THE REALITIES AND CHALLENGES OF DOUBLE- CONSCIOUSNESS • The African as a child of two worlds: the encounters between Western and African cultures, beliefs and values. • How do we begin to address the gap between the idea of what we are and what others assume we are or should be? • How is life in Africa structured by need and demand? • Comprehending location and dislocation? • Giving meaning to aspirations. • Endemic corruption of society and the money motive. • The need to restore cosmological balance through an educational process anchored on the culture of the people. • Implications for Africa’s educational system.
SELF-AFFIRMATION • Self affirmation and Cultural Values • How do you connect with Africans/Nigerians, especially young people? • White Collar jobs: Less than favourable preconceptions of skilled employment – notions which derived from the hangover of the colonial experience. • Anecdotal evidence from the post-colonial societies indicate that White Collar jobs are more popular than jobs in sectors critical for growth (agriculture, power, small enterprises). • Revering of money as the single most important criterion of social ranking. • Money rewards as important criterion in comparative ranking of occupations. • Hankering after status symbols.
THE UNIVERSITY/HIGHER EDUCATION IDEA The guidelines and parameters guiding membership of the university system are clear and unambiguous: 1. the university exists to serve the community and the nation; 2. provide the best education to students; 3. impart requisite knowledge, skills, and attitudes; 4. promote civic engagement; 5. build and maintain a strong bond of partnership among academic staff, students, and the administration; and, 6. promote a culture of academic freedom, including freedom of thought and religion What are the implications of the foregoing for the future of higher education in Africa? Are African Universities bare imitators or mechanisms of liberation and development?

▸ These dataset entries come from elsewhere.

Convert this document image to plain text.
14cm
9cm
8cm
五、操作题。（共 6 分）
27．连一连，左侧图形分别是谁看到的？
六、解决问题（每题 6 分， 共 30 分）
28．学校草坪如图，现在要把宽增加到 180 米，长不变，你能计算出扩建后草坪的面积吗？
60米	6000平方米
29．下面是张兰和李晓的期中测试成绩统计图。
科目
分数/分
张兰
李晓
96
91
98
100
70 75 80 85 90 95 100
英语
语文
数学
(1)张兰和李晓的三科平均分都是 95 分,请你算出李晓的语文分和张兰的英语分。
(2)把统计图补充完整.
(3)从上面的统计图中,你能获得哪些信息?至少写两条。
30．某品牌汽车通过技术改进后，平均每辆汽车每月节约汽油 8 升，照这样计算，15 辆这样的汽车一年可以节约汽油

THE UNIVERSITY/HIGHER EDUCATION IDEA (2) • Eric Ashby in his Investment in Education (1974) in defining Universities as ‘results of heredity and environment’ had criticized universities in Africa as transplants from Europe that are not doing too well because “the strains planted were not the most suitable.” He then prescribed their cross-breeding with American types, to improve their performance and improve their adaptation to the African environment. • The World Bank in a 1987 report had been critical of the performance of the African University that had shown high promise in the 1970s. • It had pointed out that not only have the universities shown signs of deterioration but were “no longer well suited to the requirements for development.” • World Bank, Educational Policies for sub-Saharan Africa: Adjustment, Revitalization and Expansion, 2 vols , 1987
THINKING OUT OF THE BOX • There is the need to retool the mechanisms by which African societies in the modern world generate the knowledge and innovation which African peoples need for survival and sustenance. • Attack the values first : the value that believes in getting rich quick and certain occupations being short-cuts to power, wealth and privilege. • Encourage hands-on experience • Reinstate community education and citizen involvement. This can serve as catalyst for bringing resources to bear on community problems • Encourage volunteerism in higher institutions as a tool of engendering the resocialization of society.